I like cats. I really do. But I don't
approve of them. Cats are beautiful, elegant, lethal predators,
incredibly decorative, totally Gothic and greatly to be admired.
Admired, that is, unless you are a
native bird or a small, endangered marsupial or a harmless lizard,
like this baby blue-tongue. In which case you probably don't like
cats at all.
So I do not have a cat, and mutter unkind words about
people who do, especially if they live close to bush-land and don't
keep Kitty closely confined day and night.

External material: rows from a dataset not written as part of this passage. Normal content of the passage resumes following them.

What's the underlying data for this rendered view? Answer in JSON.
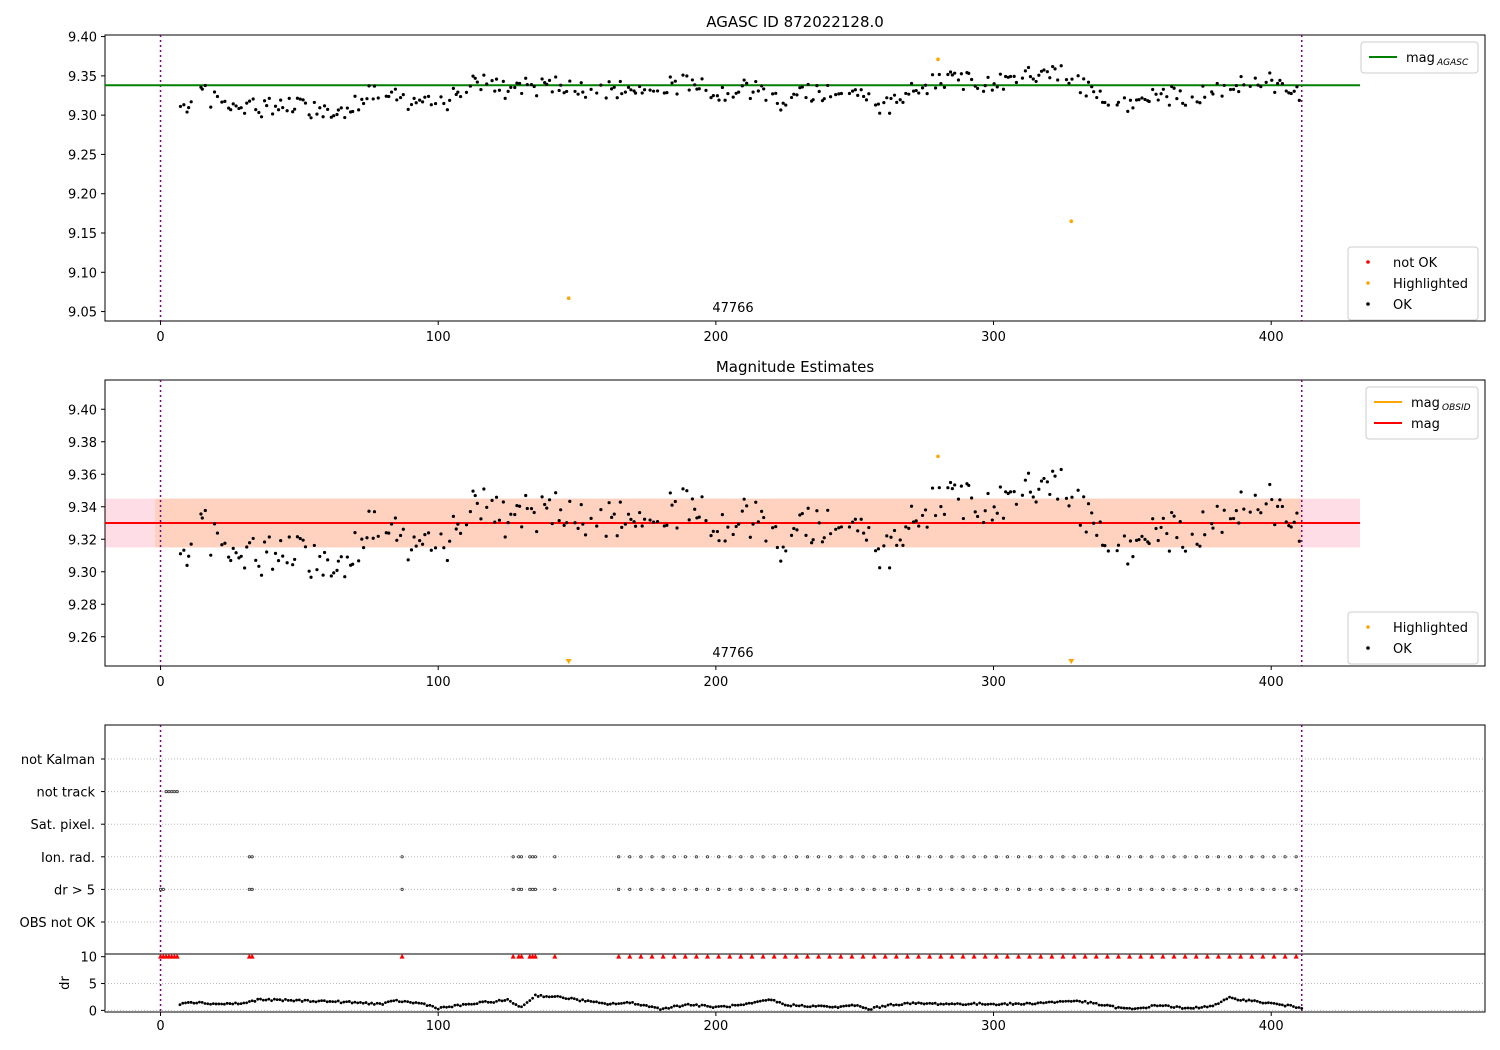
{
  "chart_data": [
    {
      "type": "scatter",
      "title": "AGASC ID 872022128.0",
      "xlim": [
        -20,
        477
      ],
      "ylim": [
        9.038,
        9.402
      ],
      "x_ticks": [
        0,
        100,
        200,
        300,
        400
      ],
      "y_ticks": [
        9.05,
        9.1,
        9.15,
        9.2,
        9.25,
        9.3,
        9.35,
        9.4
      ],
      "y_tick_labels": [
        "9.05",
        "9.10",
        "9.15",
        "9.20",
        "9.25",
        "9.30",
        "9.35",
        "9.40"
      ],
      "vlines": [
        0,
        411
      ],
      "annotation": "47766",
      "series": [
        {
          "name": "mag_AGASC",
          "kind": "hline",
          "value": 9.338,
          "x_range": [
            -20,
            432
          ],
          "color": "#008000"
        },
        {
          "name": "OK",
          "kind": "points",
          "noise_model": "obs_ok",
          "x_range": [
            7,
            411
          ],
          "color": "#000000"
        },
        {
          "name": "Highlighted",
          "kind": "points",
          "x": [
            147,
            280,
            328
          ],
          "y": [
            9.067,
            9.371,
            9.165
          ],
          "color": "#ffa500"
        },
        {
          "name": "not OK",
          "kind": "points",
          "x": [],
          "y": [],
          "color": "#ff0000"
        }
      ],
      "legends": [
        {
          "items": [
            {
              "label": "mag",
              "sub": "AGASC",
              "kind": "line",
              "color": "#008000"
            }
          ]
        },
        {
          "items": [
            {
              "label": "not OK",
              "kind": "dot",
              "color": "#ff0000"
            },
            {
              "label": "Highlighted",
              "kind": "dot",
              "color": "#ffa500"
            },
            {
              "label": "OK",
              "kind": "dot",
              "color": "#000000"
            }
          ]
        }
      ]
    },
    {
      "type": "scatter",
      "title": "Magnitude Estimates",
      "xlim": [
        -20,
        477
      ],
      "ylim": [
        9.242,
        9.418
      ],
      "x_ticks": [
        0,
        100,
        200,
        300,
        400
      ],
      "y_ticks": [
        9.26,
        9.28,
        9.3,
        9.32,
        9.34,
        9.36,
        9.38,
        9.4
      ],
      "y_tick_labels": [
        "9.26",
        "9.28",
        "9.30",
        "9.32",
        "9.34",
        "9.36",
        "9.38",
        "9.40"
      ],
      "vlines": [
        0,
        411
      ],
      "annotation": "47766",
      "band": {
        "y0": 9.315,
        "y1": 9.345,
        "x_range": [
          -20,
          432
        ],
        "band_color": "#ffdde6",
        "inner_color": "#ffd2c0",
        "inner_x_range": [
          -2,
          411
        ]
      },
      "series": [
        {
          "name": "mag_OBSID",
          "kind": "hline",
          "value": 9.33,
          "x_range": [
            -2,
            411
          ],
          "color": "#ffa500"
        },
        {
          "name": "mag",
          "kind": "hline",
          "value": 9.33,
          "x_range": [
            -20,
            432
          ],
          "color": "#ff0000"
        },
        {
          "name": "OK",
          "kind": "points",
          "noise_model": "obs_ok",
          "x_range": [
            7,
            411
          ],
          "color": "#000000"
        },
        {
          "name": "Highlighted",
          "kind": "points",
          "x": [
            280
          ],
          "y": [
            9.371
          ],
          "color": "#ffa500"
        },
        {
          "name": "Highlighted (off-scale)",
          "kind": "triangles",
          "x": [
            147,
            328
          ],
          "y": [
            9.244,
            9.244
          ],
          "color": "#ffa500"
        }
      ],
      "legends": [
        {
          "items": [
            {
              "label": "mag",
              "sub": "OBSID",
              "kind": "line",
              "color": "#ffa500"
            },
            {
              "label": "mag",
              "kind": "line",
              "color": "#ff0000"
            }
          ]
        },
        {
          "items": [
            {
              "label": "Highlighted",
              "kind": "dot",
              "color": "#ffa500"
            },
            {
              "label": "OK",
              "kind": "dot",
              "color": "#000000"
            }
          ]
        }
      ]
    },
    {
      "type": "scatter",
      "title": "",
      "xlim": [
        -20,
        477
      ],
      "flag_rows": [
        "not Kalman",
        "not track",
        "Sat. pixel.",
        "Ion. rad.",
        "dr > 5",
        "OBS not OK"
      ],
      "flags": {
        "not track": [
          2,
          3,
          4,
          5,
          6
        ],
        "Ion. rad.": [
          32,
          33,
          87,
          127,
          129,
          130,
          133,
          134,
          135,
          142,
          165,
          169,
          173,
          177,
          181,
          185,
          189,
          193,
          197,
          201,
          205,
          209,
          213,
          217,
          221,
          225,
          229,
          233,
          237,
          241,
          245,
          249,
          253,
          257,
          261,
          265,
          269,
          273,
          277,
          281,
          285,
          289,
          293,
          297,
          301,
          305,
          309,
          313,
          317,
          321,
          325,
          329,
          333,
          337,
          341,
          345,
          349,
          353,
          357,
          361,
          365,
          369,
          373,
          377,
          381,
          385,
          389,
          393,
          397,
          401,
          405,
          409
        ],
        "dr > 5": [
          0,
          1,
          32,
          33,
          87,
          127,
          129,
          130,
          133,
          134,
          135,
          142,
          165,
          169,
          173,
          177,
          181,
          185,
          189,
          193,
          197,
          201,
          205,
          209,
          213,
          217,
          221,
          225,
          229,
          233,
          237,
          241,
          245,
          249,
          253,
          257,
          261,
          265,
          269,
          273,
          277,
          281,
          285,
          289,
          293,
          297,
          301,
          305,
          309,
          313,
          317,
          321,
          325,
          329,
          333,
          337,
          341,
          345,
          349,
          353,
          357,
          361,
          365,
          369,
          373,
          377,
          381,
          385,
          389,
          393,
          397,
          401,
          405,
          409
        ]
      },
      "vlines": [
        0,
        411
      ],
      "x_tick_labels": [
        "0",
        "100",
        "200",
        "300",
        "400"
      ],
      "x_ticks": [
        0,
        100,
        200,
        300,
        400
      ]
    },
    {
      "type": "scatter",
      "title": "",
      "ylabel": "dr",
      "xlim": [
        -20,
        477
      ],
      "ylim": [
        -0.3,
        10.5
      ],
      "y_ticks": [
        0,
        5,
        10
      ],
      "y_tick_labels": [
        "0",
        "5",
        "10"
      ],
      "x_ticks": [
        0,
        100,
        200,
        300,
        400
      ],
      "x_tick_labels": [
        "0",
        "100",
        "200",
        "300",
        "400"
      ],
      "vlines": [
        0,
        411
      ],
      "dr_clip_value": 10,
      "dr_clipped_x": [
        0,
        1,
        2,
        3,
        4,
        5,
        6,
        32,
        33,
        87,
        127,
        129,
        130,
        133,
        134,
        135,
        142,
        165,
        169,
        173,
        177,
        181,
        185,
        189,
        193,
        197,
        201,
        205,
        209,
        213,
        217,
        221,
        225,
        229,
        233,
        237,
        241,
        245,
        249,
        253,
        257,
        261,
        265,
        269,
        273,
        277,
        281,
        285,
        289,
        293,
        297,
        301,
        305,
        309,
        313,
        317,
        321,
        325,
        329,
        333,
        337,
        341,
        345,
        349,
        353,
        357,
        361,
        365,
        369,
        373,
        377,
        381,
        385,
        389,
        393,
        397,
        401,
        405,
        409
      ],
      "dr_profile": [
        [
          7,
          1.2
        ],
        [
          10,
          1.6
        ],
        [
          20,
          1.2
        ],
        [
          30,
          1.3
        ],
        [
          35,
          2.0
        ],
        [
          60,
          1.7
        ],
        [
          80,
          1.2
        ],
        [
          85,
          1.8
        ],
        [
          95,
          1.2
        ],
        [
          100,
          0.4
        ],
        [
          115,
          1.4
        ],
        [
          125,
          1.9
        ],
        [
          130,
          0.6
        ],
        [
          135,
          2.8
        ],
        [
          145,
          2.4
        ],
        [
          160,
          1.2
        ],
        [
          170,
          1.4
        ],
        [
          180,
          0.3
        ],
        [
          190,
          1.1
        ],
        [
          200,
          0.6
        ],
        [
          210,
          1.0
        ],
        [
          220,
          2.0
        ],
        [
          225,
          1.0
        ],
        [
          245,
          0.6
        ],
        [
          250,
          1.0
        ],
        [
          255,
          0.2
        ],
        [
          262,
          1.0
        ],
        [
          270,
          1.3
        ],
        [
          285,
          1.2
        ],
        [
          310,
          1.2
        ],
        [
          330,
          1.8
        ],
        [
          345,
          0.5
        ],
        [
          350,
          0.2
        ],
        [
          360,
          1.0
        ],
        [
          370,
          0.3
        ],
        [
          380,
          1.0
        ],
        [
          385,
          2.3
        ],
        [
          400,
          1.3
        ],
        [
          411,
          0.5
        ]
      ]
    }
  ]
}
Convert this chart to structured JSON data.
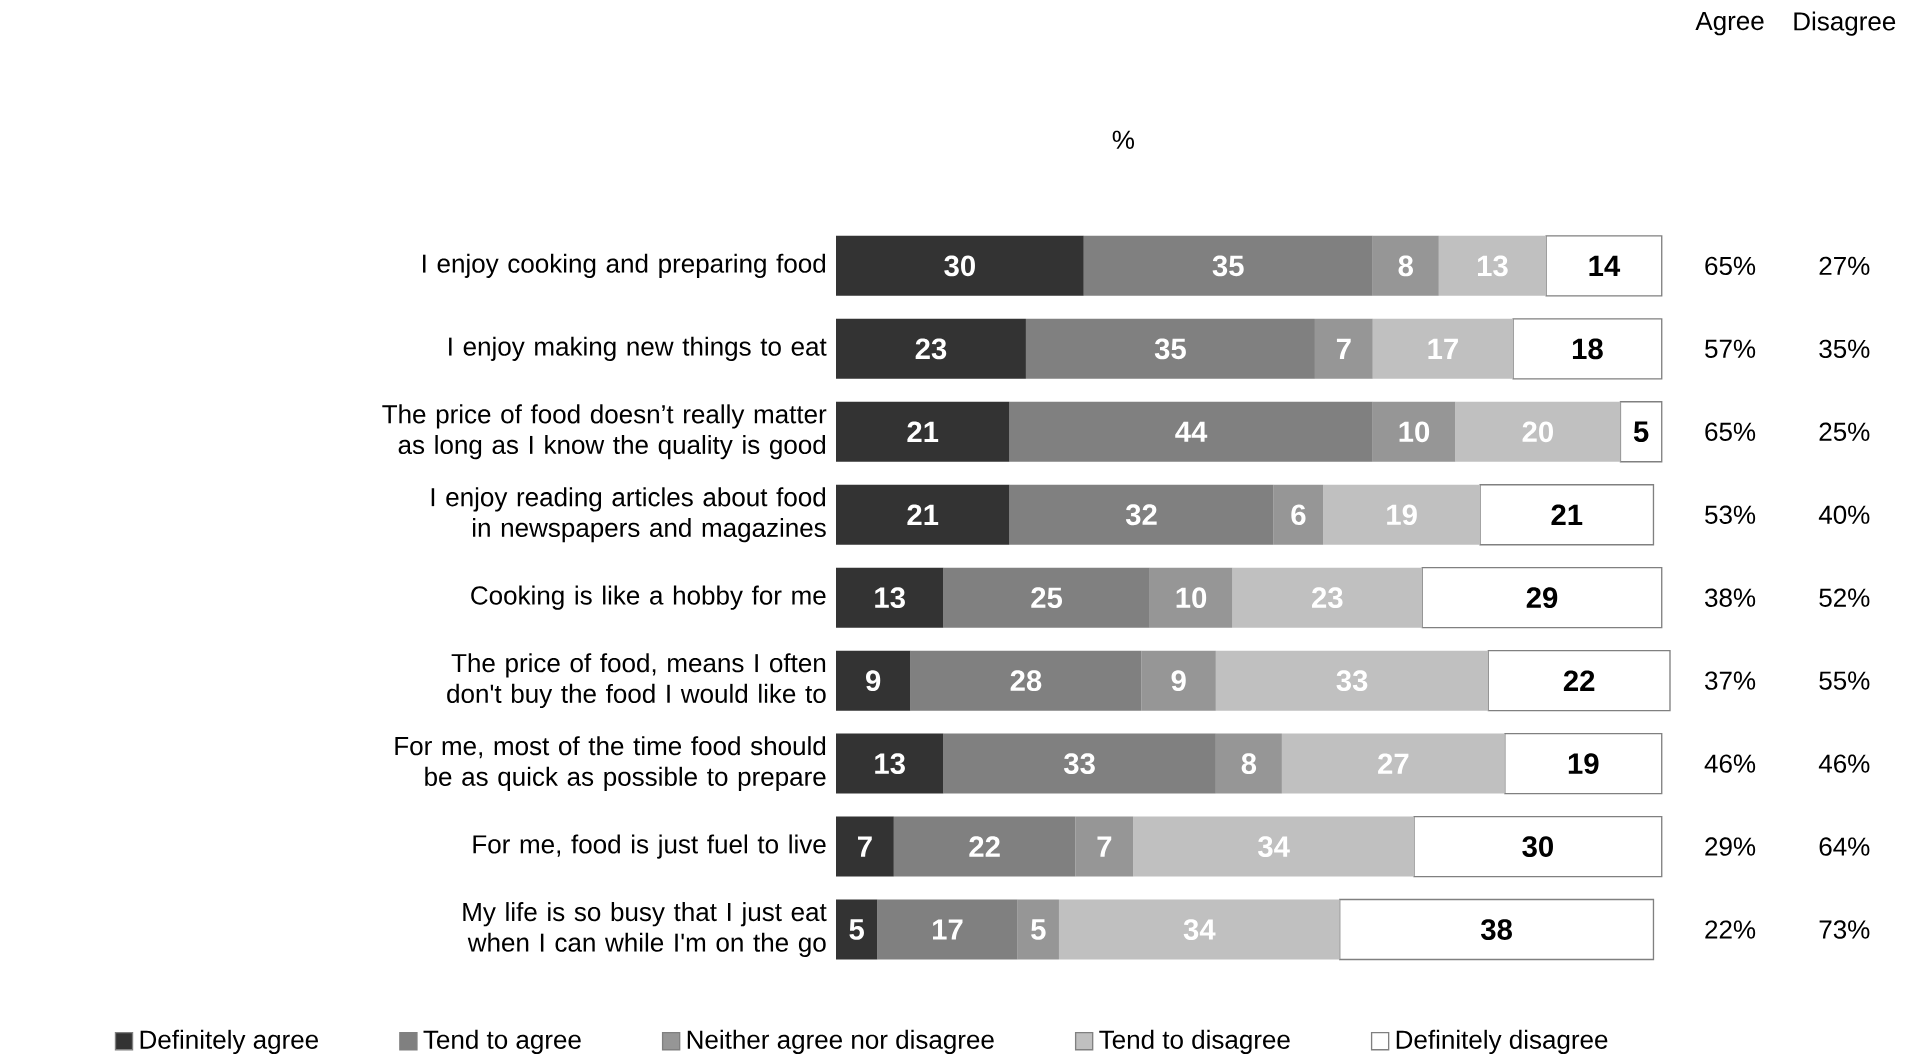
{
  "chart_data": {
    "type": "bar",
    "orientation": "horizontal",
    "stacked": true,
    "data_labels": true,
    "legend": "bottom",
    "tick_labels": "y",
    "xlabel": "%",
    "categories": [
      "I enjoy cooking and preparing food",
      "I enjoy making new things to eat",
      "The price of food doesn’t really matter as long as I know the quality is good",
      "I enjoy reading articles about food in newspapers and magazines",
      "Cooking is like a hobby for me",
      "The price of food, means I often don't buy the food I would like to",
      "For me, most of the time food should be as quick as possible to prepare",
      "For me, food is just fuel to live",
      "My life is so busy that I just eat when I can while I'm on the go"
    ],
    "series": [
      {
        "name": "Definitely agree",
        "color": "#333333",
        "values": [
          30,
          23,
          21,
          21,
          13,
          9,
          13,
          7,
          5
        ]
      },
      {
        "name": "Tend to agree",
        "color": "#808080",
        "values": [
          35,
          35,
          44,
          32,
          25,
          28,
          33,
          22,
          17
        ]
      },
      {
        "name": "Neither agree nor disagree",
        "color": "#969696",
        "values": [
          8,
          7,
          10,
          6,
          10,
          9,
          8,
          7,
          5
        ]
      },
      {
        "name": "Tend to disagree",
        "color": "#c0c0c0",
        "values": [
          13,
          17,
          20,
          19,
          23,
          33,
          27,
          34,
          34
        ]
      },
      {
        "name": "Definitely disagree",
        "color": "#ffffff",
        "values": [
          14,
          18,
          5,
          21,
          29,
          22,
          19,
          30,
          38
        ]
      }
    ],
    "annotations": [
      "Agree",
      "Disagree",
      "65%",
      "27%",
      "57%",
      "35%",
      "65%",
      "25%",
      "53%",
      "40%",
      "38%",
      "52%",
      "37%",
      "55%",
      "46%",
      "46%",
      "29%",
      "64%",
      "22%",
      "73%"
    ]
  }
}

Cats have done horrible things to
native wildlife on King Island. According to the King Island Natural
Resource Management Group Inc. brochure, in an average year your
domestic moggy annihilates 16 mammals, eight birds and eight
reptiles.
So people are out there trapping feral cats - and Robyn Eades
turns them into useful things like antimacassars, coat-hanger covers
and hats.
When I returned from a walk the other
day I found her in the kitchen I share with the Cultural Centre
volunteers, stirring a huge pot she had boiling away on the stove.
It
was full of leafy greenery from a native plant harvested near her
house and smelt wonderful, but it was not to eat. In went several
skeins of hand-spun wool and after an appropriate period they emerged
the most delicate shade of sage green.
This is Robyn. You can buy her hats and
other fur-based products, her yarns dyed using native plants, as well
as her lovely soft, knitted possum hair mittens and hand-made soaps
from the King Island Cultural Centre.